Bobby Petrino isn’t used to having an offense that has struggled like the one he has right now.
The 48-0 loss to Oklahoma in his Missouri State debut wasn’t a surprise to many, but it was still the first time he had been shut out as a head football coach.
A few weeks later, the Bears put some points on the board in a 27-20 loss at Central Arkansas, but the offense still turned the ball over four times in a game his team feels like it should have won.
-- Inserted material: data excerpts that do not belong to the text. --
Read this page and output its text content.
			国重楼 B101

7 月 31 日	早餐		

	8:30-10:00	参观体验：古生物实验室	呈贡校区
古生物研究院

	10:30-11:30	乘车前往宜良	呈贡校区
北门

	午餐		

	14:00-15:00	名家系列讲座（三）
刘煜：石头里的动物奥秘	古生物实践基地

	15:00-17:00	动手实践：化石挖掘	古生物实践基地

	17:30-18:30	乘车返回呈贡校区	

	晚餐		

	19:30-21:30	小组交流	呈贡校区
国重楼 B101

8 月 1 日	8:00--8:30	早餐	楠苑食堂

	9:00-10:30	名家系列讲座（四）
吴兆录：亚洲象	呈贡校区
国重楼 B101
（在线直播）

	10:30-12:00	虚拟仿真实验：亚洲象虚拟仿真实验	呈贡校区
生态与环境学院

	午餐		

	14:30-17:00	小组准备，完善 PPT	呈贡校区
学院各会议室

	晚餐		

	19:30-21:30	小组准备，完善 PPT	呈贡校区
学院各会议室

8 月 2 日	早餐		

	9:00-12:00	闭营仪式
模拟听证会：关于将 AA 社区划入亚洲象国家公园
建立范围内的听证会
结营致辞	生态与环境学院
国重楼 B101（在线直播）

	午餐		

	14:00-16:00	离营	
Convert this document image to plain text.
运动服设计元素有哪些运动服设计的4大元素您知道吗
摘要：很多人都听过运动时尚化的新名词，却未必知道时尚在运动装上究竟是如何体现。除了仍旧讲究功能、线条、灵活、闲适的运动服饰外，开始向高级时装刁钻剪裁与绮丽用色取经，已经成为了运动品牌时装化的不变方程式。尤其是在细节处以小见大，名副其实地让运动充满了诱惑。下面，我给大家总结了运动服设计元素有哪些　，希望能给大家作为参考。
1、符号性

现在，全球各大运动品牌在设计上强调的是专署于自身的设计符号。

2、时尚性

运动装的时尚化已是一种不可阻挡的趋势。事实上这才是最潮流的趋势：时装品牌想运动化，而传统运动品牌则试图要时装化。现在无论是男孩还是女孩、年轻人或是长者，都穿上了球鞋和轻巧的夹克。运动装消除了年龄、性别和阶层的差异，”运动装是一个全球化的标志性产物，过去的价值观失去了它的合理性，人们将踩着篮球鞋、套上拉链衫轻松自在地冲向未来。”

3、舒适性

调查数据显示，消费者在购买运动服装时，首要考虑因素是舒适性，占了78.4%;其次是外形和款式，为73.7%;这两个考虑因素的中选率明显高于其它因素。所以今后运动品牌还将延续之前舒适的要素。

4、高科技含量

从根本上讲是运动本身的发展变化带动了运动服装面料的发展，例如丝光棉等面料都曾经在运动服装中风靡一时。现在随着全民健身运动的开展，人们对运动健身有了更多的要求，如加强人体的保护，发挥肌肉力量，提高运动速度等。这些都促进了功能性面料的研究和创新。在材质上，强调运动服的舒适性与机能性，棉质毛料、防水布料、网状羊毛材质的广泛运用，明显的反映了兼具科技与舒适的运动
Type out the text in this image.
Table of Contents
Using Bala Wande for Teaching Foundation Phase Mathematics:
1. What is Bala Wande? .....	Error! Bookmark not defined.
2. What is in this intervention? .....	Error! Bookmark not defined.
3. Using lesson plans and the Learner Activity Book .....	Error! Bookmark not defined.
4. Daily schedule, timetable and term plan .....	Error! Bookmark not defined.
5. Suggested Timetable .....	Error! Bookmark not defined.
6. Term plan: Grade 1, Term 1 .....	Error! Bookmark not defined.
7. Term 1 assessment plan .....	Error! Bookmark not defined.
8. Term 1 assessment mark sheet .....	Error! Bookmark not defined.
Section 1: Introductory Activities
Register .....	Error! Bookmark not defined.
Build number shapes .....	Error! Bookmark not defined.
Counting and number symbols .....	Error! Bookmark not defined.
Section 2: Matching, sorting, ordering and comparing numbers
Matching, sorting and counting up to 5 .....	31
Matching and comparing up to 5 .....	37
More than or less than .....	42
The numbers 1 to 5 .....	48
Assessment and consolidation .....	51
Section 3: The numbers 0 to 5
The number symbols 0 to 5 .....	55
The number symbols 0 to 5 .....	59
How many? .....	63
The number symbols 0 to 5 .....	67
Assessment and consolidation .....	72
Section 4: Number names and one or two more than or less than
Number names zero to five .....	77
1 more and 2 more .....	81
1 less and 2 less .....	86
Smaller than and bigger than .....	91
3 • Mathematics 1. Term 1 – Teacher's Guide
Entering the final week of the shortened 2020 season, Petrino and the Bears will look to create some momentum offensively as they head into a different offseason before playing an eight-game Missouri Valley Football Conference season starting Feb. 20.
Missouri State will host FCS No. 11 Central Arkansas on Saturday at 7 p.m. for its final game of the fall. In the two teams’ first matchup of the season on Sept. 26, MSU led by 13 late in the third quarter but it allowed 20 points in a span of 133 seconds of game time before ultimately losing.
“Our guys are excited about it and we’re excited to play at home,” Petrino said Monday. “Our guys are going to have a good week of practice to get ready for the game.”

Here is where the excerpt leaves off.